Uncover Widespread Vulnerabilities
The research introduces an enhanced open-source toolkit, HTTP Request Smuggler v3.0, that systematically detects parser discrepancies using four major length interpretations: Content-Length (CL), Transfer-Encoding (TE), Implicit-zero (0), and HTTP/2’s built-in length (H2).
This methodology proved devastatingly effective, with researchers earning over $200,000 in bug bounties within just two weeks.
A particularly striking discovery involved an accidental compromise of 24 million websites through a Cloudflare infrastructure desync.
The attack exploited HTTP/2 downgrading vulnerabilities using a simple payload:
textGET /assets/icon.png HTTP/2
Host: <redacted>
GET /assets HTTP/1.1
Host: psres.net
X: y
This H2.0 desync attack poisoned Cloudflare’s cache, enabling persistent site takeover across millions of domains.
Novel 0.CL and Expect-Based Attack Vectors Emerge
The research unveils two groundbreaking attack categories that bypass existing defenses.
0.CL desync attacks, previously considered unexploitable due to upstream connection deadlocks, were made viable through “early-response gadgets.”
On Windows IIS servers, researchers leveraged reserved filenames like /con to trigger immediate responses without waiting for request bodies.

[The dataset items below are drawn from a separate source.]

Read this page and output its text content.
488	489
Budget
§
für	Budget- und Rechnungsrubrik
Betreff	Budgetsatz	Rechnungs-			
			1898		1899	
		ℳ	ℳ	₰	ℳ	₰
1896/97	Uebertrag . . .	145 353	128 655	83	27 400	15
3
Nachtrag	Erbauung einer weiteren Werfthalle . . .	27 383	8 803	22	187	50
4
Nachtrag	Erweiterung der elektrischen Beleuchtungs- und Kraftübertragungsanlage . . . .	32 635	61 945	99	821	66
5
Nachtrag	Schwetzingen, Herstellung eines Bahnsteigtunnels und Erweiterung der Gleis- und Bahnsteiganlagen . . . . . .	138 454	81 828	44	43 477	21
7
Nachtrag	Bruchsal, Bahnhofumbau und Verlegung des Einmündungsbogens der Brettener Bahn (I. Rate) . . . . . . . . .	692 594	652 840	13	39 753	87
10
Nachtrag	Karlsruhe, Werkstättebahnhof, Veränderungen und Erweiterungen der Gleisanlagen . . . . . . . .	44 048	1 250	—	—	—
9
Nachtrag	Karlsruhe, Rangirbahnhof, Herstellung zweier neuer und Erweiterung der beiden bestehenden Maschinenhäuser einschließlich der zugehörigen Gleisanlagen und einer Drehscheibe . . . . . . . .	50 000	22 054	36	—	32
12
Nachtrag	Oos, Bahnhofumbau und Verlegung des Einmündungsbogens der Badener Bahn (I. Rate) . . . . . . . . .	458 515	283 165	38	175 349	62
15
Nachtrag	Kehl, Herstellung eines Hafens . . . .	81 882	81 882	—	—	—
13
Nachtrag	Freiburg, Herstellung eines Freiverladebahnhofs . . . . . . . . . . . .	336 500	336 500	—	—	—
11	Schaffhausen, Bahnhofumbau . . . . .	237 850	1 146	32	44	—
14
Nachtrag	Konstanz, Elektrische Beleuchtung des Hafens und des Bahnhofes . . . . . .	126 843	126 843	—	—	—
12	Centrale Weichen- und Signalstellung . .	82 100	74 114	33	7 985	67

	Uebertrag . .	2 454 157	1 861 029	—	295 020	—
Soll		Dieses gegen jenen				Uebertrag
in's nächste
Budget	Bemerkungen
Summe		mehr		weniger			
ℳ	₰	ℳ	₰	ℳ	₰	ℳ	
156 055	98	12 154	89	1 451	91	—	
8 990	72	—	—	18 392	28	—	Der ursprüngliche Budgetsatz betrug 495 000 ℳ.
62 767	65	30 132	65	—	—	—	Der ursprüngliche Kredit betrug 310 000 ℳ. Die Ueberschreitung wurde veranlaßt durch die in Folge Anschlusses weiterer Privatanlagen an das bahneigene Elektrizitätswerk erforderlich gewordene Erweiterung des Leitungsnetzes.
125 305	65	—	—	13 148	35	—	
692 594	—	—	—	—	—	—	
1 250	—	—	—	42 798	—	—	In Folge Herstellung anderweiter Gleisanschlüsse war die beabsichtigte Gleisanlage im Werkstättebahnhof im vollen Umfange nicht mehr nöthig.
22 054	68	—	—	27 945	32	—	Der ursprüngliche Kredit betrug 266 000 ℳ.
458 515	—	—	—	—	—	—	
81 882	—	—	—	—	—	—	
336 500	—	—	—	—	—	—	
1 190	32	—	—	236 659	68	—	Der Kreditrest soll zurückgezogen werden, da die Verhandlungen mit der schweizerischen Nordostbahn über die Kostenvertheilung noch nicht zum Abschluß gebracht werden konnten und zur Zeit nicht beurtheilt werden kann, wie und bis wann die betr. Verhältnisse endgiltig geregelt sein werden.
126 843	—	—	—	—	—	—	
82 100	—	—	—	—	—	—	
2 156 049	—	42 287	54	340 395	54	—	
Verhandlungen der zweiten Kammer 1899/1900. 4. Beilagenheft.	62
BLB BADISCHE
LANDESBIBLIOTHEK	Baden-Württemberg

Even more significantly, Expect-based desync attacks were discovered affecting numerous high-profile targets.
A vulnerability in Akamai’s infrastructure using an obfuscated Expect header resulted in 74 separate bounty reports totaling $221,000:
textOPTIONS /anything HTTP/1.1
Host: auth.lastpass.com
Expect:
100-continue
Content-Length: 39
This attack enabled serving arbitrary content to users of major websites, demonstrating the CL.0 desync technique’s devastating potential.
The research emphasizes that HTTP/1.1’s fatal flaw lies in weak request boundaries, where multiple length specification methods create extreme ambiguity about request separation.
Unlike HTTP/1.1’s text-based protocol, HTTP/2’s binary format eliminates this ambiguity, making desync attacks virtually impossible.
Kettle argues that upstream HTTP/2 adoption is the only viable long-term solution, as six years of implementation patches have failed to address the protocol’s fundamental design flaw.
The research concludes with a call to action: organizations must transition to upstream HTTP/2 to eliminate this persistent threat that continues to expose millions of websites worldwide.